バンパーの“シルバー”が残る。頑丈な輪郭も頼もしい



外装の気に入っている点も、併せて聞いてみた。

「色と形はもちろんなんですけど、このバンパーのシルバーパーツが残っているところが好きなんです。今の車って衝撃吸収のために柔らかく作ってあるから、こういうのが付けられないこともあるらしく。でもこの車は、そういうパーツがちゃんと残っていて、実際めちゃめちゃ頑丈なんですよね」。

合理性が正義の時代に、シルバーの輪郭が残っている。それはただのディテールじゃない。クルマの気配も、そのものが違う。





「このロゴも好きです。見た目も含めて、かなり気に入っています」。

王冠の信頼が支える、安定感と安心感。また乗り心地も、昔の“高級車”らしい余裕がある。
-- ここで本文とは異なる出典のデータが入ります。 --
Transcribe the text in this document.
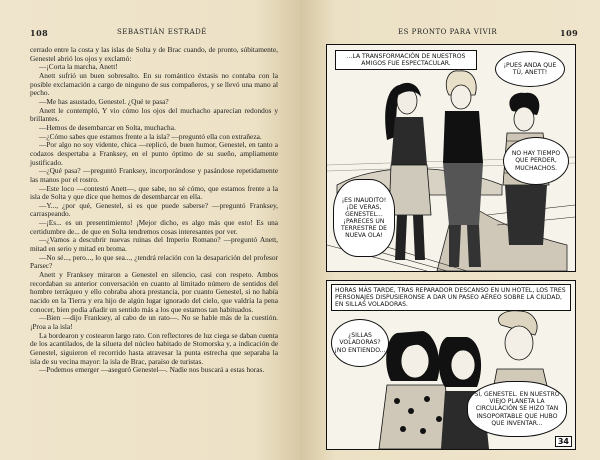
108	SEBASTIÁN ESTRADÉ

cerrado entre la costa y las islas de Solta y de Brac cuando, de pronto, súbitamente, Genestel abrió los ojos y exclamó:

—¡Corta la marcha, Anett!

Anett sufrió un buen sobresalto. En su romántico éxtasis no contaba con la posible exclamación a cargo de ninguno de sus compañeros, y se llevó una mano al pecho.

—Me has asustado, Genestel. ¿Qué te pasa?

Anett le contempló, Y vio cómo los ojos del muchacho aparecían redondos y brillantes.

—Hemos de desembarcar en Solta, muchacha.

—¿Cómo sabes que estamos frente a la isla? —preguntó ella con extrañeza.

—Por algo no soy vidente, chica —replicó, de buen humor, Genestel, en tanto a codazos despertaba a Franksey, en el punto óptimo de su sueño, ampliamente justificado.

—¿Qué pasa? —preguntó Franksey, incorporándose y pasándose repetidamente las manos por el rostro.

—Este loco —contestó Anett—, que sabe, no sé cómo, que estamos frente a la isla de Solta y que dice que hemos de desembarcar en ella.

—Y..., ¿por qué, Genestel, si es que puede saberse? —preguntó Franksey, carraspeando.

—¡Es... es un presentimiento! ¡Mejor dicho, es algo más que esto! Es una certidumbre de... de que en Solta tendremos cosas interesantes por ver.

—¿Vamos a descubrir nuevas ruinas del Imperio Romano? —preguntó Anett, mitad en serio y mitad en broma.

—No sé..., pero..., lo que sea..., ¿tendrá relación con la desaparición del profesor Parsec?

Anett y Franksey miraron a Genestel en silencio, casi con respeto. Ambos recordaban su anterior conversación en cuanto al limitado número de sentidos del hombre terráqueo y ello cobraba ahora prestancia, por cuanto Genestel, si no había nacido en la Tierra y era hijo de algún lugar ignorado del cielo, que valdría la pena conocer, bien podía añadir un sentido más a los que estamos tan habituados.

—Bien —dijo Franksey, al cabo de un rato—. No se hable más de la cuestión. ¡Proa a la isla!

La bordearon y costearon largo rato. Con reflectores de luz ciega se daban cuenta de los acantilados, de la silueta del núcleo habitado de Stomorska y, a indicación de Genestel, siguieron el recorrido hasta atravesar la punta estrecha que separaba la isla de su vecina mayor: la isla de Brac, paraíso de turistas.

—Podemos emerger —aseguró Genestel—. Nadie nos buscará a estas horas.

ES PRONTO PARA VIVIR	109
...LA TRANSFORMACIÓN DE NUESTROS AMIGOS FUE ESPECTACULAR.	¡PUES ANDA QUE TÚ, ANETT!
NO HAY TIEMPO QUE PERDER, MUCHACHOS.
¡ES INAUDITO! ¡DE VERAS, GENESTEL... ¡PARECES UN TERRESTRE DE NUEVA OLA!
HORAS MÁS TARDE, TRAS REPARADOR DESCANSO EN UN HOTEL, LOS TRES PERSONAJES DISPUSIERONSE A DAR UN PASEO AÉREO SOBRE LA CIUDAD, EN SILLAS VOLADORAS.
¿SILLAS VOLADORAS? ¡NO ENTIENDO...
SÍ, GENESTEL. EN NUESTRO VIEJO PLANETA LA CIRCULACIÓN SE HIZO TAN INSOPORTABLE QUE HUBO QUE INVENTAR...
34
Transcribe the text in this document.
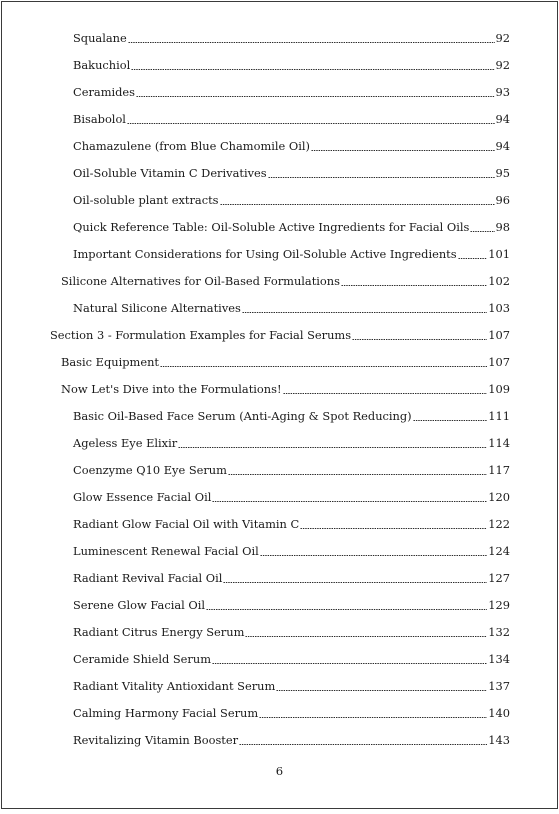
Squalane	92
Bakuchiol	92
Ceramides	93
Bisabolol	94
Chamazulene (from Blue Chamomile Oil)	94
Oil-Soluble Vitamin C Derivatives	95
Oil-soluble plant extracts	96
Quick Reference Table: Oil-Soluble Active Ingredients for Facial Oils 98
Important Considerations for Using Oil-Soluble Active Ingredients	101
Silicone Alternatives for Oil-Based Formulations	102
Natural Silicone Alternatives	103
Section 3 - Formulation Examples for Facial Serums	107
Basic Equipment	107
Now Let's Dive into the Formulations!	109
Basic Oil-Based Face Serum (Anti-Aging & Spot Reducing)	111
Ageless Eye Elixir	114
Coenzyme Q10 Eye Serum	117
Glow Essence Facial Oil	120
Radiant Glow Facial Oil with Vitamin C	122
Luminescent Renewal Facial Oil	124
Radiant Revival Facial Oil	127
Serene Glow Facial Oil	129
Radiant Citrus Energy Serum	132
Ceramide Shield Serum	134
Radiant Vitality Antioxidant Serum	137
Calming Harmony Facial Serum	140
Revitalizing Vitamin Booster	143
6
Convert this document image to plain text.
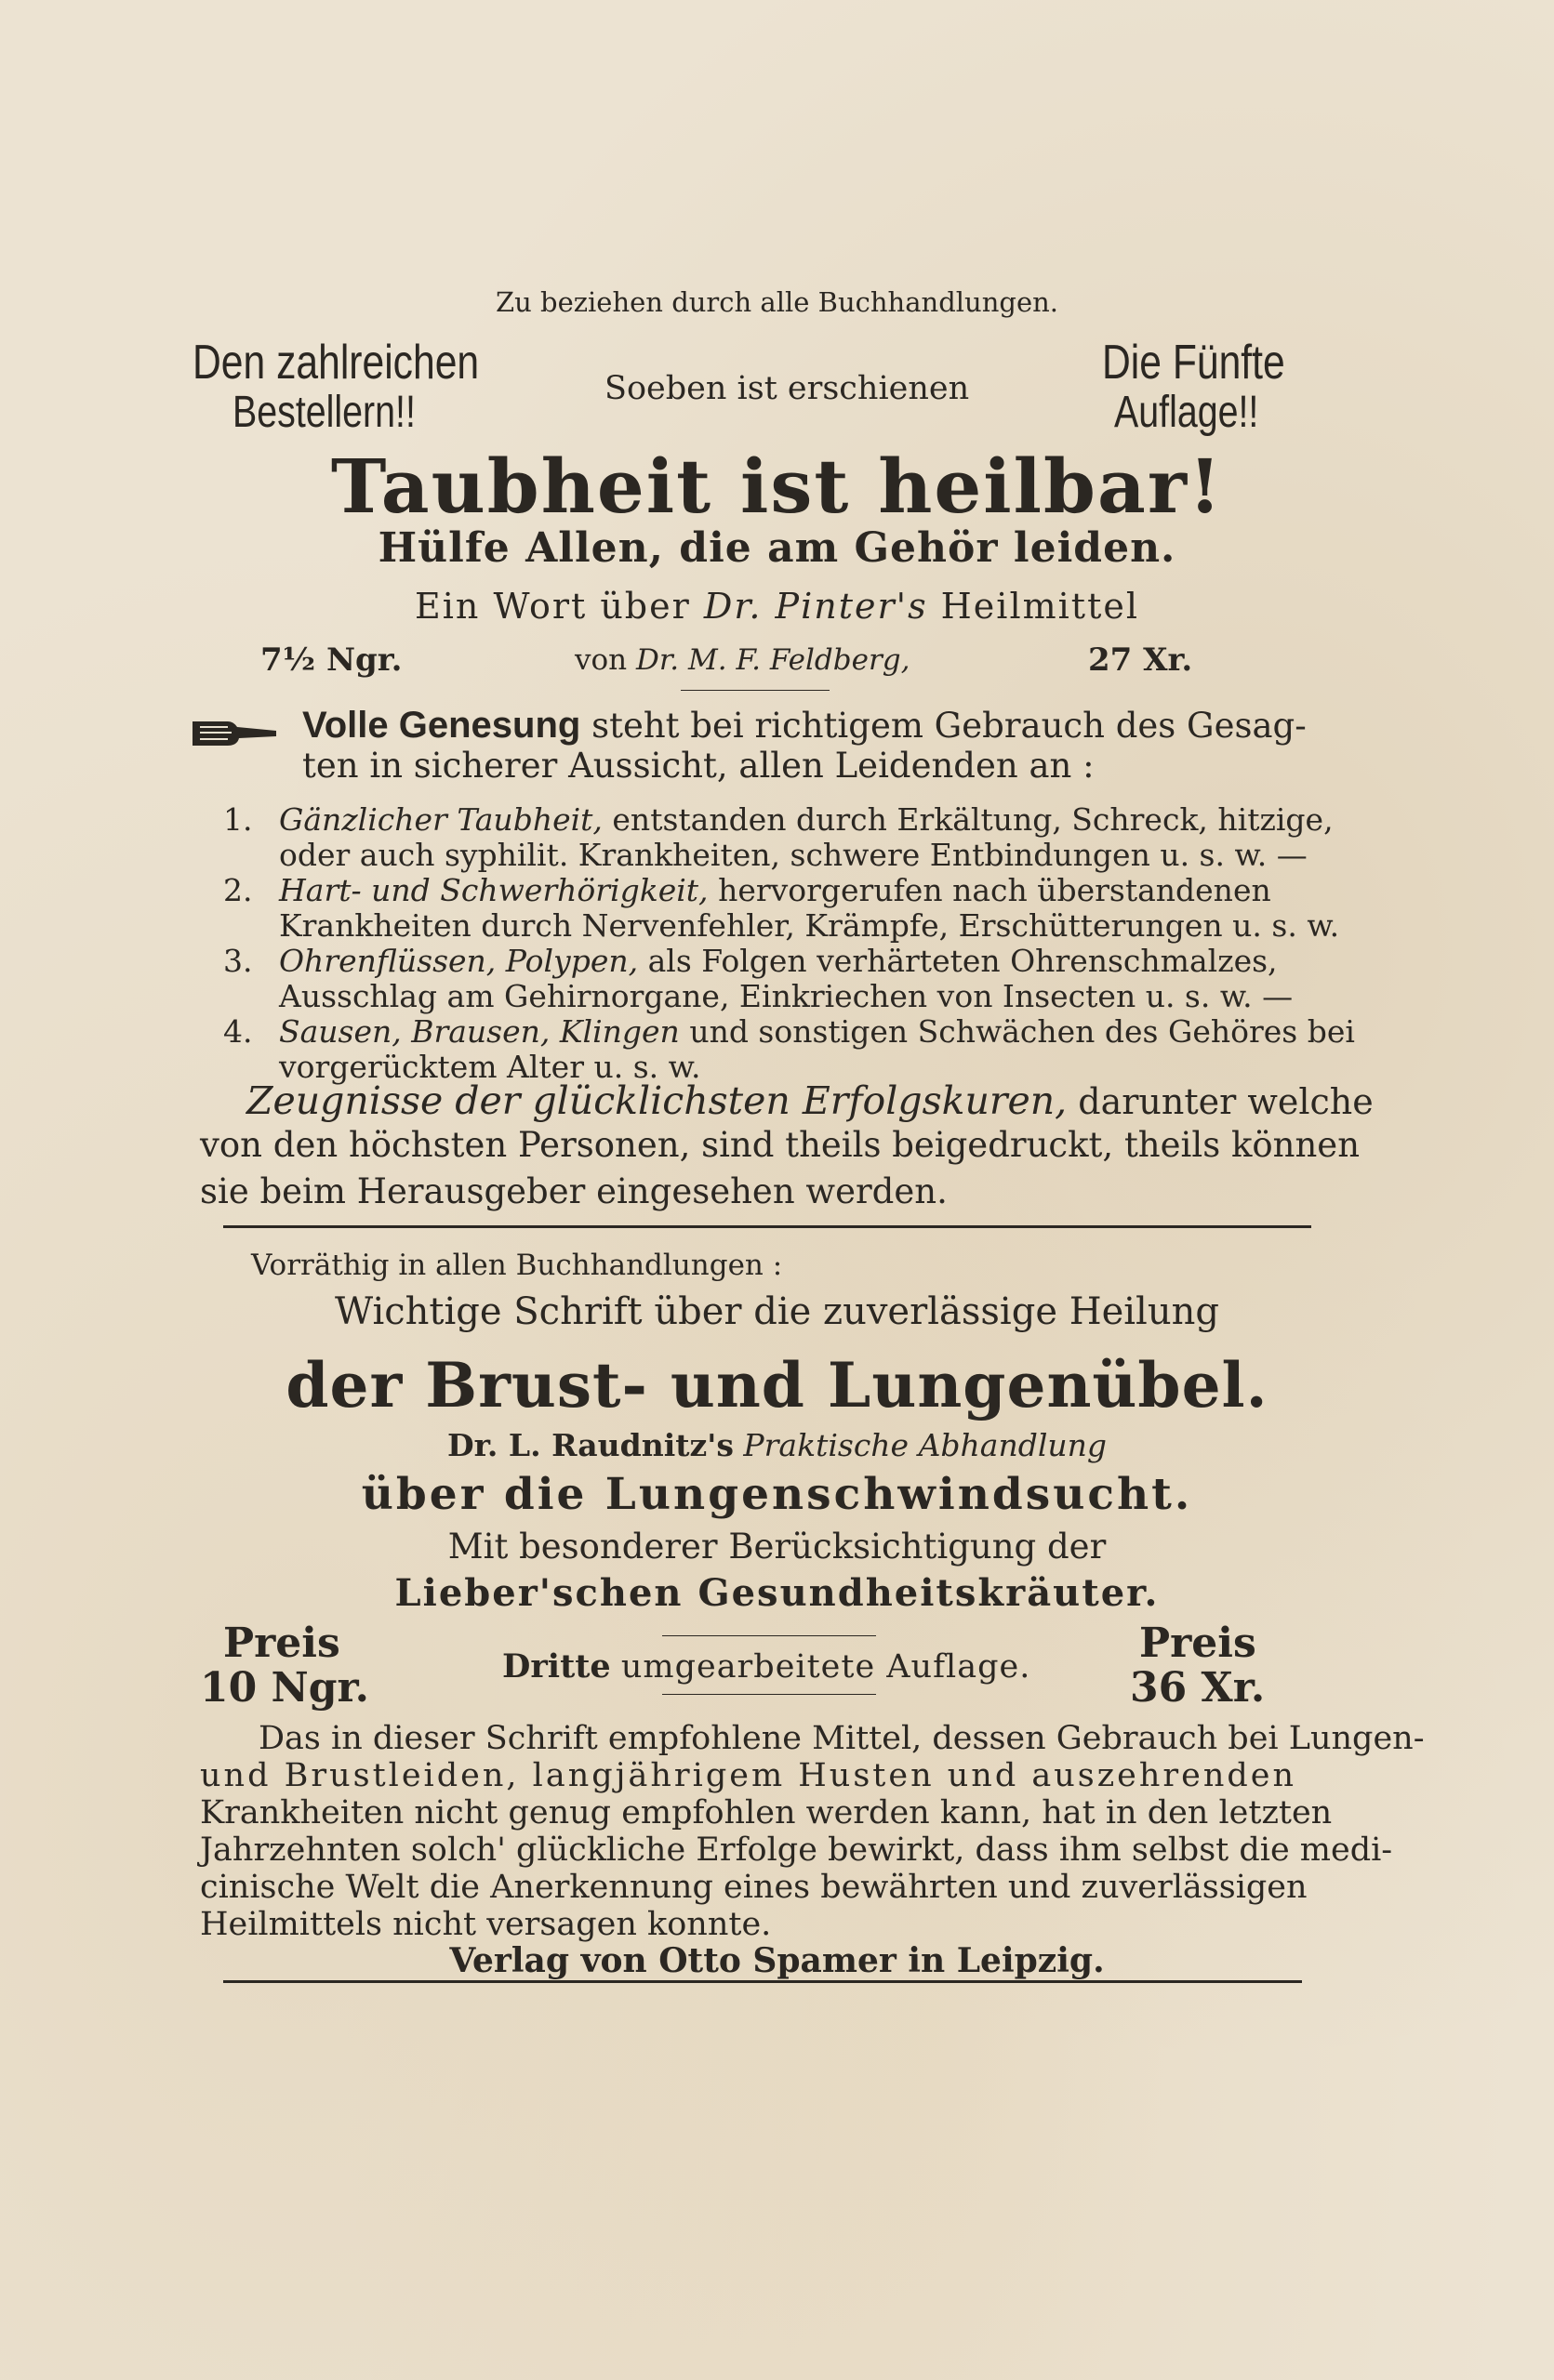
Zu beziehen durch alle Buchhandlungen.
Den zahlreichen
Bestellern!!	Soeben ist erschienen	Die Fünfte
Auflage!!
Taubheit ist heilbar!
Hülfe Allen, die am Gehör leiden.
Ein Wort über Dr. Pinter's Heilmittel
7½ Ngr.	von Dr. M. F. Feldberg,	27 Xr.
Volle Genesung steht bei richtigem Gebrauch des Gesag-
ten in sicherer Aussicht, allen Leidenden an :
1. Gänzlicher Taubheit, entstanden durch Erkältung, Schreck, hitzige,
oder auch syphilit. Krankheiten, schwere Entbindungen u. s. w. —
2. Hart- und Schwerhörigkeit, hervorgerufen nach überstandenen
Krankheiten durch Nervenfehler, Krämpfe, Erschütterungen u. s. w.
3. Ohrenflüssen, Polypen, als Folgen verhärteten Ohrenschmalzes,
Ausschlag am Gehirnorgane, Einkriechen von Insecten u. s. w. —
4. Sausen, Brausen, Klingen und sonstigen Schwächen des Gehöres bei
vorgerücktem Alter u. s. w.
Zeugnisse der glücklichsten Erfolgskuren, darunter welche
von den höchsten Personen, sind theils beigedruckt, theils können
sie beim Herausgeber eingesehen werden.
Vorräthig in allen Buchhandlungen :
Wichtige Schrift über die zuverlässige Heilung
der Brust- und Lungenübel.
Dr. L. Raudnitz's Praktische Abhandlung
über die Lungenschwindsucht.
Mit besonderer Berücksichtigung der
Lieber'schen Gesundheitskräuter.
Preis
10 Ngr.	Dritte umgearbeitete Auflage.	Preis
36 Xr.
Das in dieser Schrift empfohlene Mittel, dessen Gebrauch bei Lungen-
und Brustleiden, langjährigem Husten und auszehrenden
Krankheiten nicht genug empfohlen werden kann, hat in den letzten
Jahrzehnten solch' glückliche Erfolge bewirkt, dass ihm selbst die medi-
cinische Welt die Anerkennung eines bewährten und zuverlässigen
Heilmittels nicht versagen konnte.
Verlag von Otto Spamer in Leipzig.
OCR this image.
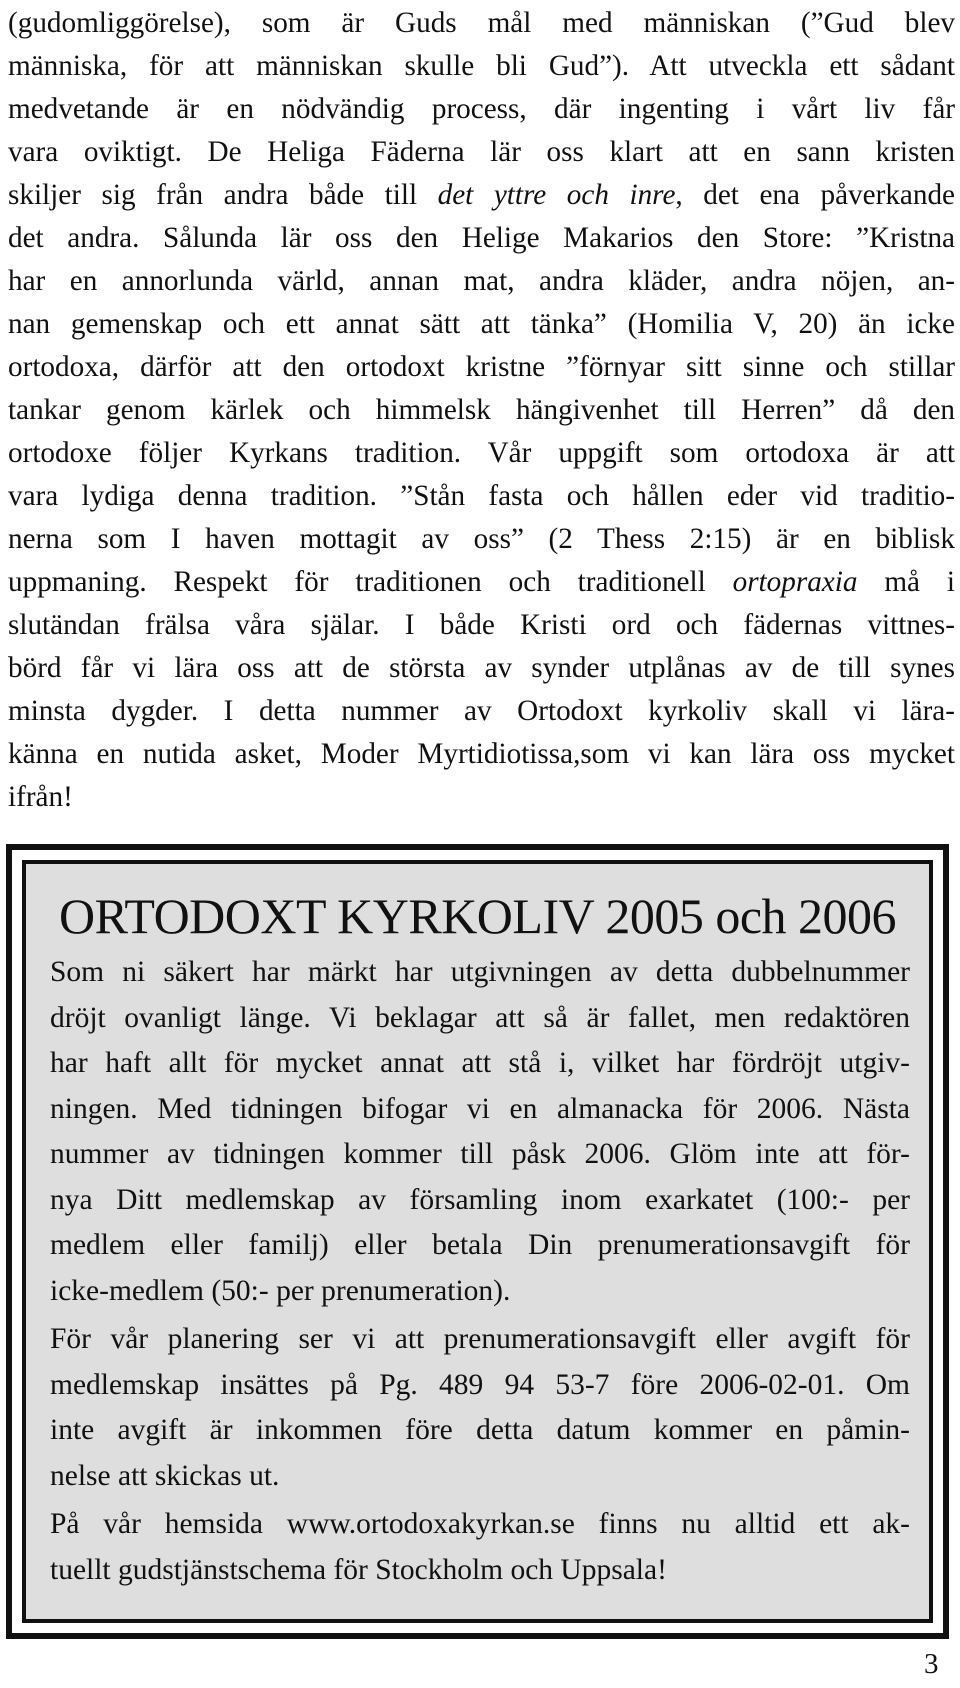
(gudomliggörelse), som är Guds mål med människan (”Gud blev
människa, för att människan skulle bli Gud”). Att utveckla ett sådant
medvetande är en nödvändig process, där ingenting i vårt liv får
vara oviktigt. De Heliga Fäderna lär oss klart att en sann kristen
skiljer sig från andra både till det yttre och inre, det ena påverkande
det andra. Sålunda lär oss den Helige Makarios den Store: ”Kristna
har en annorlunda värld, annan mat, andra kläder, andra nöjen, an-
nan gemenskap och ett annat sätt att tänka” (Homilia V, 20) än icke
ortodoxa, därför att den ortodoxt kristne ”förnyar sitt sinne och stillar
tankar genom kärlek och himmelsk hängivenhet till Herren” då den
ortodoxe följer Kyrkans tradition. Vår uppgift som ortodoxa är att
vara lydiga denna tradition. ”Stån fasta och hållen eder vid traditio-
nerna som I haven mottagit av oss” (2 Thess 2:15) är en biblisk
uppmaning. Respekt för traditionen och traditionell ortopraxia må i
slutändan frälsa våra själar. I både Kristi ord och fädernas vittnes-
börd får vi lära oss att de största av synder utplånas av de till synes
minsta dygder. I detta nummer av Ortodoxt kyrkoliv skall vi lära-
känna en nutida asket, Moder Myrtidiotissa,som vi kan lära oss mycket
ifrån!
ORTODOXT KYRKOLIV 2005 och 2006
Som ni säkert har märkt har utgivningen av detta dubbelnummer
dröjt ovanligt länge. Vi beklagar att så är fallet, men redaktören
har haft allt för mycket annat att stå i, vilket har fördröjt utgiv-
ningen. Med tidningen bifogar vi en almanacka för 2006. Nästa
nummer av tidningen kommer till påsk 2006. Glöm inte att för-
nya Ditt medlemskap av församling inom exarkatet (100:- per
medlem eller familj) eller betala Din prenumerationsavgift för
icke-medlem (50:- per prenumeration).
För vår planering ser vi att prenumerationsavgift eller avgift för
medlemskap insättes på Pg. 489 94 53-7 före 2006-02-01. Om
inte avgift är inkommen före detta datum kommer en påmin-
nelse att skickas ut.
På vår hemsida www.ortodoxakyrkan.se finns nu alltid ett ak-
tuellt gudstjänstschema för Stockholm och Uppsala!
3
「ソファみたいに快適なんですよ。ほんと、乗り心地がいい」。

正直、手間はかかるけれど……それでも乗り続けたい



ただし、旧車は“好き”だけで走ってくれない。

「実は2回くらい壊れていて。年に1回くらいは、どこか交換したり、ダメになる部分が出てきたりしますね。部品も少なくなってきているみたいで、探すのが大変らしいんです」。

手がかかる。不安にもなる。それでも、その手間ごと乗り続けたいと思える。

「昔から四角い車とか旧車に憧れがあったので、できる限り長く乗りたいなと思っています」。

そう言い切ったあと、彼の視線がふっと“次”の景色へ向いた。

「次に乗るとしても、たぶんまたこういう旧車ですね。やっぱり「マークII」とか、乗りたいなって。四角いやつ。国産で。サーファーたちが乗っていたイメージもあります」。